Dreamwalkers is a middle-grade fantasy novel that is the first book in the Red Dragon Academy series. Our main character is a 12-year-old named Addy. Addy lived in California up until her mother’s death, at which point she was brought over to the UK by her aunt (her only living relative). Because her aunt is busy and important and doesn’t have time or space for Addy, arrangements quickly are made for her to attend the only boarding school that could be found to take Addy in the middle of the school term on such short notice: The Red Dragon Academy.

The Red Dragon Academy is one of the last places that Addy wants to go. She wants to go back home to her life in California, not to this strange school that used to be an insane asylum. It still has the bars on the windows, and Addy suspects there might be a dungeon! The people that run it are weird and Addy has a hard time making friends. Things start getting even stranger as Addy and 6 of her fellow first-years get pulled into a strange class where their first assignment is to find “7 impossible things before breakfast,” and Addy finds a part of the school that seems to be only accessible down a “haunted hallway” and through a mirror.

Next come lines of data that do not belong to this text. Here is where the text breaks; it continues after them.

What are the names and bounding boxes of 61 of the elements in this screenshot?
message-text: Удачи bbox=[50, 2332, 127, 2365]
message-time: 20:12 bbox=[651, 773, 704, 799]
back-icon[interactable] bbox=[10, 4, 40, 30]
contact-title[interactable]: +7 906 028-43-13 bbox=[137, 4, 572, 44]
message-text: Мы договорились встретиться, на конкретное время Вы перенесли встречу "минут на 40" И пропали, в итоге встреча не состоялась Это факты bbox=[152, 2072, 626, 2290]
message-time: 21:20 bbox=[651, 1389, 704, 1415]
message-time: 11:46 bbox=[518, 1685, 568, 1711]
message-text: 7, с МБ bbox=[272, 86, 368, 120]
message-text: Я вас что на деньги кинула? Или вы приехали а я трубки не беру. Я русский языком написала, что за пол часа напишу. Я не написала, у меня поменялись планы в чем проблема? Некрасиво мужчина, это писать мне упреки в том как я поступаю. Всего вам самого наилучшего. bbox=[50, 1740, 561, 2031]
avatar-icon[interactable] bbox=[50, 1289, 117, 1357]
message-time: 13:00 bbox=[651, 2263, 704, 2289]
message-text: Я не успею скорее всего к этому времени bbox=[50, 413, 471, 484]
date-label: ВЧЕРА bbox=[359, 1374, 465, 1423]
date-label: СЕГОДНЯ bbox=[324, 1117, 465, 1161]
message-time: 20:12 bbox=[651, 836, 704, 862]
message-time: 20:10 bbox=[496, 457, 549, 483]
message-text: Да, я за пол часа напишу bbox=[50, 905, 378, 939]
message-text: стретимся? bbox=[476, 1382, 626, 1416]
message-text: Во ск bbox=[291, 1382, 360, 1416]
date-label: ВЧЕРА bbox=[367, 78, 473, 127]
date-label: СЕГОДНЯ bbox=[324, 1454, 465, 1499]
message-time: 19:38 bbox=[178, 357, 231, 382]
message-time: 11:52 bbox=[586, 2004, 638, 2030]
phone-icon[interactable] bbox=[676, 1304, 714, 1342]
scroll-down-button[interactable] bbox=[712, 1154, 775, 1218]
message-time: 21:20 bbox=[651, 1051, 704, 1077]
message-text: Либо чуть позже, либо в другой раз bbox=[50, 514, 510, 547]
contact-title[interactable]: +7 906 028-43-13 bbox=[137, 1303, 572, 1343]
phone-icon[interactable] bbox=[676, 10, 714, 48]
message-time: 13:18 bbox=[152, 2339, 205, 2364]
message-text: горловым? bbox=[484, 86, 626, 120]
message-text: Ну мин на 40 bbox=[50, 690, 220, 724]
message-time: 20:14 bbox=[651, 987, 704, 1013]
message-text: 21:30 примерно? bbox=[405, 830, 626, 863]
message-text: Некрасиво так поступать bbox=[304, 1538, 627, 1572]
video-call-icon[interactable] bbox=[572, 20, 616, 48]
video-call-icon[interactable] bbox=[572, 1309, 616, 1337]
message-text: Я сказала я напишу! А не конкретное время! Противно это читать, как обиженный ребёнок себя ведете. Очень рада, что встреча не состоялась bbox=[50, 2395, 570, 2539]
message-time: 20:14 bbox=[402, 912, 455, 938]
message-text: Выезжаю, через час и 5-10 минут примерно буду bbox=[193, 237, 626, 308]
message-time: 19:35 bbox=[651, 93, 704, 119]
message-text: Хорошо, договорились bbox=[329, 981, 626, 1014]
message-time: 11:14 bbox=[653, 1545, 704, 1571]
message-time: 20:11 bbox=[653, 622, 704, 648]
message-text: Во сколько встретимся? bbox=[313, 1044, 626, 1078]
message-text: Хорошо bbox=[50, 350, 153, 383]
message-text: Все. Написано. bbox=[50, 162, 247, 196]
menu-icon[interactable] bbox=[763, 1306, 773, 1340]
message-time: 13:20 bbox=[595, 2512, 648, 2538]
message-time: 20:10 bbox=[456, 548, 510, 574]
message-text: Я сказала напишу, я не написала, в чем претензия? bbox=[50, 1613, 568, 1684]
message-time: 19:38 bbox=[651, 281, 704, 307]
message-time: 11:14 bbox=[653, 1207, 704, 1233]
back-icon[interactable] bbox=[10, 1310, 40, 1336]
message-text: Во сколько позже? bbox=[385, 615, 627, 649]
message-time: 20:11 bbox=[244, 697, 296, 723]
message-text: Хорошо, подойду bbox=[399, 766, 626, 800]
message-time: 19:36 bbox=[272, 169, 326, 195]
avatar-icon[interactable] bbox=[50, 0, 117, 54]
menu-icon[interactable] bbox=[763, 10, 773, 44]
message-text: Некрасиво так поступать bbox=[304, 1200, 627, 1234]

I have mixed feelings about this book. The plot itself was interesting. I found myself wanting to know what was going to happen next. Additionally, while the characters did seem to act a little older than the 12-ish they were supposed to be, the characters were interesting enough that I wanted to know more about them (although my favorite character, Gwylum, was someone we got very little from). That being said, the writing of the book left something to be desired. There were typos (words that are obviously the wrong word, like writing “our” when it should be “out”), and continuity errors (someone putting away her journal on a previous page but now has it in bed with her, for example). Beyond the editing issues, there was a quality to the writing that was lacking: minor characters (like Addy’s aunt, for example) that became little more than caricatures of people or situations that become written off by characters as “obviously this happened!” when there was no way that the character could have known that.

While I can see this book being an interesting book for a middle-grade reader who like fantasy, and part of me does want to read the next book in the series, I would hesitate to recommend this book because of the quality of the writing.